La PME spécialisée dans le bardeau souhaite devenir le plus gros couvreur du Québec. Son territoire s’étend présentement d’un bout à l’autre de l’autoroute 10, dans un couloir de 30 minutes de chaque côté.

Richard Larose rêve de transformer la profession en lui donnant une image plus professionnelle et en éradiquant le travail au noir. À son avis, le bardeau a mauvaise presse alors que les nouveaux produits sont très performants.

Marc-Édouard Larose devrait toucher cette année ses premières actions non votantes dans l’entreprise. Une relève à long terme qui a déjà une main sur le gouvernail.

Topring: une rare relève hybride

Louis Ménard était déjà un propriétaire de seconde génération. Depuis le 22 décembre 2013, une troisième génération a repris le flambeau. Trois partenaires se sont joints à lui, soit ses enfants Anne-Catherine et Alexandre, ainsi que Frédéric Théroux.

«On est un rare modèle hybride. Ça nous a forcés à avoir encore plus de rigueur que si c’était seulement la famille. Il fallait que ce soit juste», explique Louis Ménard.

L’homme d’affaires n’a jamais forcé la main de ses enfants. «On est allé étudier en affaires parce que ça nous intéressait», note Alexandre. Après avoir travaillé dans l’entreprise comme étudiants, le duo a été intégré au comité consultatif comme observateur.

«Ça nous a permis de commencer à comprendre les défis de l’entreprise», souligne Anne-Catherine qui a elle-même proposé ses services alors qu’elle travaillait pour une autre boîte.

Les trois repreneurs ont fait leur preuve en occupant plusieurs postes au sein de Topring. Ils ont aussi suivi bon nombre de formations grâce au Groupement des chefs d’entreprises du Québec et à Granby industriel.

Pour Louis Ménard, il faut savoir prévoir sa relève pour être un bon entrepreneur. «Ça fait partie des étapes d’un entrepreneur.

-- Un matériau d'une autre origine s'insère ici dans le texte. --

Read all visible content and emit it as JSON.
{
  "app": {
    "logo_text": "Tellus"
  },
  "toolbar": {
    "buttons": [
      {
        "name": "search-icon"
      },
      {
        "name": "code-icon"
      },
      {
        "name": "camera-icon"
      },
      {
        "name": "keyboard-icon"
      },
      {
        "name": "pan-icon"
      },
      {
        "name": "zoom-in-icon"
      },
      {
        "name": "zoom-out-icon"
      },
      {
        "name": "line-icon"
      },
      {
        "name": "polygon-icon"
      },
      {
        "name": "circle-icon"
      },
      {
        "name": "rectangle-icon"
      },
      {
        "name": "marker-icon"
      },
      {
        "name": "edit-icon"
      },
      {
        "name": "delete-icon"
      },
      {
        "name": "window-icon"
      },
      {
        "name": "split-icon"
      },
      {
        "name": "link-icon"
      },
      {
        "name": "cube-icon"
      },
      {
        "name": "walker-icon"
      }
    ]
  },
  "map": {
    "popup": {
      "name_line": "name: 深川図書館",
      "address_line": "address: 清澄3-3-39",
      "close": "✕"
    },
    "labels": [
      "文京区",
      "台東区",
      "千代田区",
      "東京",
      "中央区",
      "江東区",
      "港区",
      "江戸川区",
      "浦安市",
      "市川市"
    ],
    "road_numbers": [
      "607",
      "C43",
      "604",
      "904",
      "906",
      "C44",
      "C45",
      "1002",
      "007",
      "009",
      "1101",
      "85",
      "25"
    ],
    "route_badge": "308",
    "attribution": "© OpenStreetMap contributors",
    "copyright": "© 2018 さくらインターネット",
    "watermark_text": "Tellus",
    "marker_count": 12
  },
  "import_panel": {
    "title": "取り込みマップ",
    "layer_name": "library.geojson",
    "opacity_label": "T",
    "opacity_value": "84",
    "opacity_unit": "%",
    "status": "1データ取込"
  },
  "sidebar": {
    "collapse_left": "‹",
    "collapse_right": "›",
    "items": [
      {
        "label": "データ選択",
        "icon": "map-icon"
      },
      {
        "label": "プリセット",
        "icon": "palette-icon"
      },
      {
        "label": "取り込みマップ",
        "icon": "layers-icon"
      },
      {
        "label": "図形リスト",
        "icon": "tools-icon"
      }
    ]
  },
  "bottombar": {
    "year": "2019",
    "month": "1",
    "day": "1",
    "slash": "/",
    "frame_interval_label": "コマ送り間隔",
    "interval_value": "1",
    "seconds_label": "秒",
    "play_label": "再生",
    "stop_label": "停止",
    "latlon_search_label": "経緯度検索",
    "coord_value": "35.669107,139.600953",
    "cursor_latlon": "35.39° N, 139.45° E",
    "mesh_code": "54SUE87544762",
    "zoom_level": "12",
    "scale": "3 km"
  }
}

Tu commences comme apprenti et tu deviens directeur général. Tu bâtis une entreprise et il faut un jour que tu passes à une autre étape», explique-t-il.

Son conseil serait d’ailleurs de s’y prendre tôt parce que le processus est long. «Il y a beaucoup de transferts et de connaissances à transmettre», souligne le mentor qui continue d’entrer au boulot chaque matin.

Jules Demers fait place à Michaël Langlois

Michaël Langlois est aujourd’hui propriétaire à 100 % de la Mercerie Jules Demers. Un transfert d’entreprise qui s’est échelonné sur cinq ans. Entre le jour où il a fait sa première proposition au fondateur du commerce et celui où il est devenu propriétaire, Michaël Langlois a dû faire ses devoirs.

«J’ai suivi des cours de couture, j’ai étudié à HEC Montréal en commerce de détail. J’ai prouvé mon implication à Jules», explique le jeune entrepreneur. Dans une industrie en pleine mutation, Michaël Langlois cherche à demeurer à l’avant-garde.

Celui-ci a acquis ses premières parts il y a trois ans et c’est à ce moment que le processus s’est accéléré. «On a vu que ça allait bien et que la réponse était bonne», explique-t-il.

D’après Michaël Langlois, il n’y a pas de secret à une bonne relève, sauf l’élaboration d’un bon plan et surtout que les premiers pas viennent du premier propriétaire. «Celui qui lègue doit évaluer si sa relève est en mesure de faire perdurer l’entreprise», soutient-il.